According to the US DoJ, the gang has made at least $100m in ransom demands and has “extracted tens of millions in payments” since 2020.

The NHS is among the group’s most high-profile victims, with the gang having struck the 111 non-emergency service last summer, gathering the data of approximately 16 institutions. Hospital staff were reduced to using pen and paper to triage patients at the time of the attack, in the absence of digital systems.

Phihong ransomware attack: LockBit claims responsibility

LockBit claims to have personally identifiable information for Phihong employees and customers. “After working with this company, we have a large amount of critical company data in our hands,” the gang’s blog states. “Such as contracts and agreements with customers, sales data, project documentation of manufactured products, financial documents, as well as a large amount of databases.” 

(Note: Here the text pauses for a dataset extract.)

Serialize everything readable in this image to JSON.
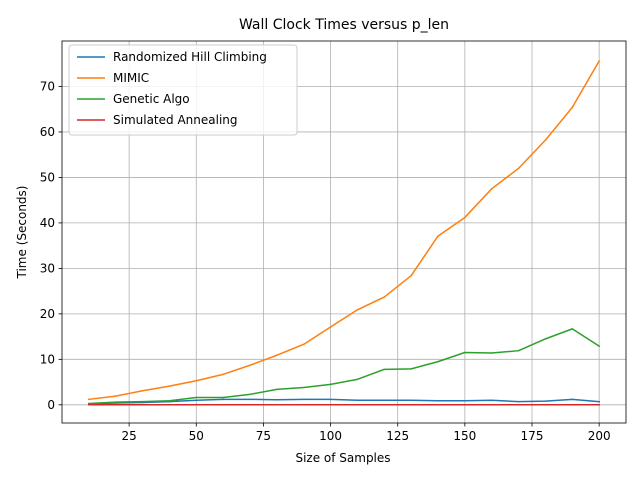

The cost to destroy all information is just under $500,000, as is the cost to download any important data during the negotiations. The company has the option of extending the deadline at a cost of $1,000, according to the blog.

Tech Monitor has contacted Phihong Technology about the alleged attack, but has not received a response at the time of publication

The blog reiterates the clear deadline, printed in bold and in red, by stating, “All data will be published to the public, and all databases are sold on the black market.”

Royal Mail cyberattack

Meanwhile, LockBit announced today that it has published all the files stolen in an attack on Royal Mail. However researchers like John Fitzpatrick, CTO at security company Jumpsec, have cast doubt on the veracity of these claims.

Royal Mail is still suffering from the fallout from the attack, according to its update page, with international parcel delivery still being disrupted. Last month the company’s international package dispatch service ground to a halt after the attack.

If LockBit’s update is correct, the data, currently unspecified, is now for sale on dark web forums and could be used by cybercriminals for identity theft and to carry out phishing attacks.

The Royal Mail attack is particularly significant due to the target and the type of data it holds, argues Terry Greer-King, vice president for the EMEA region at security company Sonic Wall. “Due to the magnitude of this critical infrastructure, not only is vital service not working but sensitive personal information is at stake: people’s home addresses, full names and postal codes are at risk of going public,” Greer-King says.

“This attack is another example of how relentless cybercriminals are in their search for profit and the importance of keeping our critical infrastructure safe in this evolving threat landscape.”